Turkish lira extends further losses on inflation worries

Caught between the political crisis and a falling currency

ISTANBUL - Turkey's embattled lira currency extended recent losses on Monday after accelerating inflation stoked concerns about the emerging economy as Prime Minister Recep Tayyip Erdogan battles a political crisis.
By 1:00 pm (1100 GMT), the lira was down 0.13 percent against the dollar at 2.26 lira, and off 0.18 percent at 3.06 lira. The Istanbul stock exchange was up 0.07 percent at 61,900.22.
The Turkish statistics office (TUIK) said on Monday that consumer prices rose 1.72 percent in January, more than the market estimate of 1.61 percent, with annual inflation at 7.48 percent.

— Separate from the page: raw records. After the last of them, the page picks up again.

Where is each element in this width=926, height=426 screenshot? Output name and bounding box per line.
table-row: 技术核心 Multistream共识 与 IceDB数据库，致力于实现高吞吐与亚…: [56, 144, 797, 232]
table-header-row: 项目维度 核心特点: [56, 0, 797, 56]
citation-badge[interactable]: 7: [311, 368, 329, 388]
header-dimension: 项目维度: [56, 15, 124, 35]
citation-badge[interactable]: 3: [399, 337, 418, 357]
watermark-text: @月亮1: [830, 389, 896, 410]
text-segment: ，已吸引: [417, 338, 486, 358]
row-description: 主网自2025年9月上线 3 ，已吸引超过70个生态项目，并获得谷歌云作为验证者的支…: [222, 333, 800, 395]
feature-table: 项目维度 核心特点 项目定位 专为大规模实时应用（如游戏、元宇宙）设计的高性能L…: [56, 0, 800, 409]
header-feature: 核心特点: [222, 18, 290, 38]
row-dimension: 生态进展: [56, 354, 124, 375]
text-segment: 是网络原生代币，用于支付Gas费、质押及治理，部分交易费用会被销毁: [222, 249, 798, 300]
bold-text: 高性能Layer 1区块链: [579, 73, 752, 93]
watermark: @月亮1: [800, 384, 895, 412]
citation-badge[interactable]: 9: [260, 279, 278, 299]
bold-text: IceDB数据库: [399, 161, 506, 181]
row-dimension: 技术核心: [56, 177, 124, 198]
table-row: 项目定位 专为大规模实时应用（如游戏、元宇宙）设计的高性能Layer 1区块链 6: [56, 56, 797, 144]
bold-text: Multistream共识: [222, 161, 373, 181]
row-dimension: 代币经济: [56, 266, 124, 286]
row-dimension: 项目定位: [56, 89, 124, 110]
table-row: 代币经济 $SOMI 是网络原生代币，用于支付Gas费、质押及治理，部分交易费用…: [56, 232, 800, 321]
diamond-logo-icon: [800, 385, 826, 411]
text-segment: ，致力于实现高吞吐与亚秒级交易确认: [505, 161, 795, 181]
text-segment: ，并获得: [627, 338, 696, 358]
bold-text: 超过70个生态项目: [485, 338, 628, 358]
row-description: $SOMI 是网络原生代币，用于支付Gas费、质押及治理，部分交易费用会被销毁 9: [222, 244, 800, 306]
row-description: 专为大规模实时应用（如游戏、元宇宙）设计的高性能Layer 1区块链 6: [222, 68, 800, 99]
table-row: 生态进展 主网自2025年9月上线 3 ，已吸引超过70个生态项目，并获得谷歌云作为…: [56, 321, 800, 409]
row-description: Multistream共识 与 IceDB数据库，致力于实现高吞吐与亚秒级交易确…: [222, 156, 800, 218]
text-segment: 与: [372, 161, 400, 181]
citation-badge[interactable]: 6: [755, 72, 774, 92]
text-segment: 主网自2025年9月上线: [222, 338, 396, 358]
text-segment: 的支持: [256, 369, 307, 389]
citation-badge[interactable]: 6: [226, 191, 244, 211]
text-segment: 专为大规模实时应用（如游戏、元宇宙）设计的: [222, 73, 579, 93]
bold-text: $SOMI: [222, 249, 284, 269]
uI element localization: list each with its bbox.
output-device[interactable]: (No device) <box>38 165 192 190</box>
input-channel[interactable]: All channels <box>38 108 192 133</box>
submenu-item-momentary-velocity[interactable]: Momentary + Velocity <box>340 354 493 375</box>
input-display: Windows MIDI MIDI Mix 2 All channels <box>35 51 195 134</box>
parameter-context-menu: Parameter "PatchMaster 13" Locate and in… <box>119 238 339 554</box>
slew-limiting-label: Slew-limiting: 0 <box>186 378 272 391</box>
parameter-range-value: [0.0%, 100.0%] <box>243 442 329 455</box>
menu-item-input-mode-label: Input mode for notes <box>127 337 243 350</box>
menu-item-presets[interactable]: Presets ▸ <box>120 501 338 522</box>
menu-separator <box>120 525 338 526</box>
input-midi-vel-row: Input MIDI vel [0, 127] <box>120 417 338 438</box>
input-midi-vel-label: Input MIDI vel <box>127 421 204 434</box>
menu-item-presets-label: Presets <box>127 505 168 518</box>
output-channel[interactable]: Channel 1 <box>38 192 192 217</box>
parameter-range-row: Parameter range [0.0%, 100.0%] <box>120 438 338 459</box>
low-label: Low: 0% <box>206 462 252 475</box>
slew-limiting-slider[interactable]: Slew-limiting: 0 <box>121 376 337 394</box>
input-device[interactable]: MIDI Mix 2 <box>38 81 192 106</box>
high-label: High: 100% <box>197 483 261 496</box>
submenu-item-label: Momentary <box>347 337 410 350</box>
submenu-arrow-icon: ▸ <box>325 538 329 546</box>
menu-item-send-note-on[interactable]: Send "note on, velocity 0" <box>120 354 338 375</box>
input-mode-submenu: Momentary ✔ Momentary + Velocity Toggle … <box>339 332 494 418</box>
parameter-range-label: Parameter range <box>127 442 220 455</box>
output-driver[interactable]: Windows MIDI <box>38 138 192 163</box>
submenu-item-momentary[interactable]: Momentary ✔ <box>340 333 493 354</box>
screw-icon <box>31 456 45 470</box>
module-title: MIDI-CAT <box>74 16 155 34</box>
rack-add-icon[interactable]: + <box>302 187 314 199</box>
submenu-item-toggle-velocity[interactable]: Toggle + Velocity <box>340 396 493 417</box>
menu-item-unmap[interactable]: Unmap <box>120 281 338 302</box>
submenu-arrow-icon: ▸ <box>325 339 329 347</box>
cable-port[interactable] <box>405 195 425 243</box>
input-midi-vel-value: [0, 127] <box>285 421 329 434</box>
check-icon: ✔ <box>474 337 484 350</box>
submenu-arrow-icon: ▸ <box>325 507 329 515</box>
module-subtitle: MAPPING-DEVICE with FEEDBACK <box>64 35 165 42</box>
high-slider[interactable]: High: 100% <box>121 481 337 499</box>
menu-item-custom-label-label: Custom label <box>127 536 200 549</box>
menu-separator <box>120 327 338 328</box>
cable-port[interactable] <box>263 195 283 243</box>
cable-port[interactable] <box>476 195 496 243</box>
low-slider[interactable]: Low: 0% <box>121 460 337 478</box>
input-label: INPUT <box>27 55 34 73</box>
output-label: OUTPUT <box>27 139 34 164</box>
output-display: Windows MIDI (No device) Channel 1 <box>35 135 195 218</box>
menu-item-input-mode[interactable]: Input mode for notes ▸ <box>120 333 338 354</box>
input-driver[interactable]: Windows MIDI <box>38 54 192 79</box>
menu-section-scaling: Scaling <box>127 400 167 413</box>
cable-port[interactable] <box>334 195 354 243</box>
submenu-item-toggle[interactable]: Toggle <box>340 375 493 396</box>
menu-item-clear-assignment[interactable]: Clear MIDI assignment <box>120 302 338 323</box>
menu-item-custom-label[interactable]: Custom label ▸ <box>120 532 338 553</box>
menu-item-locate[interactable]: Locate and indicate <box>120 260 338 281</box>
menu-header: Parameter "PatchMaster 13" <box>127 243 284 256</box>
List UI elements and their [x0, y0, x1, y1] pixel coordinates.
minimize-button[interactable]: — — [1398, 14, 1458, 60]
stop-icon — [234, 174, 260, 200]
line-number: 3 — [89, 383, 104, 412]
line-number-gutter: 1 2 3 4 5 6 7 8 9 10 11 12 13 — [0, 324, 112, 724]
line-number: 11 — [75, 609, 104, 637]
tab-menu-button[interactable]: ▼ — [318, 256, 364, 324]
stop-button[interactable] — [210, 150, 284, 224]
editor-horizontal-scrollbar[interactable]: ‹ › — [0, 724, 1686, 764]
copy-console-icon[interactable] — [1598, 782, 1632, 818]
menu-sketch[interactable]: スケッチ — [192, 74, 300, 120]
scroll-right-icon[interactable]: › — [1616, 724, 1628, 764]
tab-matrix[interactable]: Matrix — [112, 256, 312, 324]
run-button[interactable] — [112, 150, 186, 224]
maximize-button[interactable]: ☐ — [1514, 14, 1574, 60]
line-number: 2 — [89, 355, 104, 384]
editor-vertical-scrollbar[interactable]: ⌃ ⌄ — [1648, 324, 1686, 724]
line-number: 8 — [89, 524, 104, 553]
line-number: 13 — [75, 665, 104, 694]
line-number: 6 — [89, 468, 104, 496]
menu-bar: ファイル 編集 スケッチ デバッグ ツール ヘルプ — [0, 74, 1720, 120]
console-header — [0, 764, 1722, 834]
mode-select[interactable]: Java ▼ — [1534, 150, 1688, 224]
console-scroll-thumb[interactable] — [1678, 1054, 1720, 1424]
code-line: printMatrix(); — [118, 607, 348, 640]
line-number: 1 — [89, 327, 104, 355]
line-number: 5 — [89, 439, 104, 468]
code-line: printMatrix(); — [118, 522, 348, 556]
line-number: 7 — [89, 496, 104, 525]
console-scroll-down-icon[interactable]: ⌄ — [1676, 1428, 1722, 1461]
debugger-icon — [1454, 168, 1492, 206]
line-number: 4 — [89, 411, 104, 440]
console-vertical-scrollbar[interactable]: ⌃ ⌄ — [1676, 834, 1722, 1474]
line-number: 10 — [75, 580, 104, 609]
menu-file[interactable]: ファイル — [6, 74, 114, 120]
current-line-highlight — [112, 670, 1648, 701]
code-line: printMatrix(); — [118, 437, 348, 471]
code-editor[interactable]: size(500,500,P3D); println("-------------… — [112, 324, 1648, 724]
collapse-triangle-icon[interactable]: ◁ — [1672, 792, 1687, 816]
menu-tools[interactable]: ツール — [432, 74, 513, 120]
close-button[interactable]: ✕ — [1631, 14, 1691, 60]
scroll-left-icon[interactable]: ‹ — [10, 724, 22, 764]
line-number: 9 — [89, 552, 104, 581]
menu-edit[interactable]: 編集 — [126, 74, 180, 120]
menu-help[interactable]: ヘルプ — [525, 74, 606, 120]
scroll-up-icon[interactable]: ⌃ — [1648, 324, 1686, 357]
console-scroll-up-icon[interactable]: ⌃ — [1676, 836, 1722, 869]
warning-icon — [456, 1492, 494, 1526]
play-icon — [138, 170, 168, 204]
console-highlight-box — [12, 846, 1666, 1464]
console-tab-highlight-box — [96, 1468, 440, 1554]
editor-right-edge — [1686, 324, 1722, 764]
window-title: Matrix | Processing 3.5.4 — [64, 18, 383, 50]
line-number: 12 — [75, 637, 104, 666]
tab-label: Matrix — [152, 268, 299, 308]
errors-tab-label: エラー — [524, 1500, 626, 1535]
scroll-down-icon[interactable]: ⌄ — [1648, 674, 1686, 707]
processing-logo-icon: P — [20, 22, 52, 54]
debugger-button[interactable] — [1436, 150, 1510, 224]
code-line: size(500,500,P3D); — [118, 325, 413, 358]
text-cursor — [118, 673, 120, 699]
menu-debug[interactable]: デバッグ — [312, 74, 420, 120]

The lira has fallen by about 30 percent against the dollar and the euro since the start of 2013, including by around 10 percent since mid-December.
This is due to the US Federal Reserve reducing stimulus measures, hitting many emerging markets, but also to a political crisis in Turkey sparked by a corruption scandal in December.
The central bank responded last week by raising interest rates, including by more than doubling its pivotal one-week repo rate, but a rally in the lira soon fizzled out.
This set it on collision course with Erdogan, who warned that a rate rise would hit growth, and whose response to the graft scandal -- sacking hundreds of police and prosecutors -- has unsettled markets.
Erdogan, facing key local elections on March 30, said last week he was preparing to announce a package of new policies to boost the Turkish economy, for which many economists have cut their growth forecasts.